University of Western Australia, Perth, WA.
King Edward Memorial Hospital for Women, Perth, WA.
Med J Aust. 2019 Sep;211(6):261-265. doi: 10.5694/mja2.50266. Epub 2019 Jul 14.
To compare rates of detectability of circulating Rh(D)-immunoglobulin (anti-D) at delivery with single and two-dose antenatal anti-D prophylaxis (RAADP) regimens; to compare compliance with the two regimens.
Open label, randomised controlled trial between May 2013 and November 2015.
SETTING, PARTICIPANTS: 277 women who attended a tertiary obstetric referral hospital in Perth for antenatal care and were at least 18 years of age, less than 30 weeks pregnant and yet to receive RAADP, Rh(D)-negative (negative antibody screen), and who intended to deliver their baby at the hospital. Exclusion criteria were prior anti-D sensitisation, any contraindication of anti-D administration, and a history of isolated IgA deficiency.
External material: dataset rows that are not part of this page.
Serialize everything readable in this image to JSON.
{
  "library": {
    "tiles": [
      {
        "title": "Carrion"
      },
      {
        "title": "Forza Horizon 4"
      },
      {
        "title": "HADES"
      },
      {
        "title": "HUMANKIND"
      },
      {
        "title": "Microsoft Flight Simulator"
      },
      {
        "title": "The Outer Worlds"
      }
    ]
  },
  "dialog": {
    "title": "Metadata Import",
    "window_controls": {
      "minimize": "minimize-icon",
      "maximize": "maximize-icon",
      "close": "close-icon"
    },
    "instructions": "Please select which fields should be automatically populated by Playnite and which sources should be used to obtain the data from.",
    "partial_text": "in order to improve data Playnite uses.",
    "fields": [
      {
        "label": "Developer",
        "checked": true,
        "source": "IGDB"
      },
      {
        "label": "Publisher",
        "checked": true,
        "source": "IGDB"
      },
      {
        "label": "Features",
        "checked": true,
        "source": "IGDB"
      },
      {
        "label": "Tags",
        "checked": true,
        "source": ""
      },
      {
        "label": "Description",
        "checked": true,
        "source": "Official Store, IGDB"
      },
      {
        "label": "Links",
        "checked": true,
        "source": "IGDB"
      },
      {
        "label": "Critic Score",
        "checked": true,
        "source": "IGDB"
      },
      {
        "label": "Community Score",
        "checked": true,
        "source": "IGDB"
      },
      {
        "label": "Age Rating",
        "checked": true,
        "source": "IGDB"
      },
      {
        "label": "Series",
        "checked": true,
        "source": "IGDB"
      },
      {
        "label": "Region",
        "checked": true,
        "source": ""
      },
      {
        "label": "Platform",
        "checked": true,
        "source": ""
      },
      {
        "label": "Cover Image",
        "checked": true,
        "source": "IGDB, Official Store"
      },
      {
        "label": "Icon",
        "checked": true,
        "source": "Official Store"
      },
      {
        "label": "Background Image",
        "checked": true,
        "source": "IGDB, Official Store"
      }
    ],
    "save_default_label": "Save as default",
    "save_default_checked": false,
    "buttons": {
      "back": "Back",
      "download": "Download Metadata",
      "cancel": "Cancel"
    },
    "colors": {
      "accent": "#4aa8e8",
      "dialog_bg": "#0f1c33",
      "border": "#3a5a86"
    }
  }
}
One 1500 IU anti-D dose at 28 weeks of pregnancy (single dose regimen); two doses of 625 IU each at 28 and 34 weeks of pregnancy (two-dose regimen).
The primary outcome was the proportion of women with detectable anti-D levels at delivery; the secondary outcome was compliance with the allocated RAADP regimen.
Circulating anti-D was detectable at delivery in a greater proportion of women in the two-dose group (111 of 129, 86%) than in the single dose group (70 of 125, 56%; P < 0.001). Compliance was not significantly different between the single dose (86 of 138, 61%) and two-dose groups (70 of 139, 50%; P = 0.06).
The two-dose RAADP schedule currently recommended in Australia provides better protection against Rh(D) sensitisation than a one-dose regimen.
Australian and New Zealand Clinical Trials Registry (ACTRN12613000661774).
比较单次和双剂量产前抗-D 预防(RAADP)方案在分娩时检测循环 Rh(D)-免疫球蛋白(抗-D)的检出率;比较两种方案的依从性。
2013 年 5 月至 2015 年 11 月期间进行的开放标签、随机对照试验。
地点、参与者:277 名在珀斯的三级产科转诊医院接受产前护理的妇女,年龄至少 18 岁,怀孕不到 30 周,尚未接受 RAADP,Rh(D)-阴性(阴性抗体筛查),并打算在医院分娩。排除标准为既往抗-D 致敏、抗-D 给药的任何禁忌症以及孤立性 IgA 缺乏症病史。
妊娠 28 周时给予 1500IU 抗-D 剂量(单剂量方案);妊娠 28 周和 34 周时各给予 625IU 双剂量(双剂量方案)。
主要结局为分娩时可检测到抗-D 水平的女性比例;次要结局为符合分配的 RAADP 方案。
双剂量组(129 名中的 111 名,86%)分娩时可检测到循环抗-D 的女性比例明显高于单剂量组(125 名中的 70 名,56%;P<0.001)。单剂量组(138 名中的 86 名,61%)和双剂量组(139 名中的 70 名,50%;P=0.06)之间的依从性无显著差异。
目前在澳大利亚推荐的双剂量 RAADP 方案比单剂量方案提供更好的 Rh(D) 致敏预防。
澳大利亚和新西兰临床试验注册(ACTRN12613000661774)。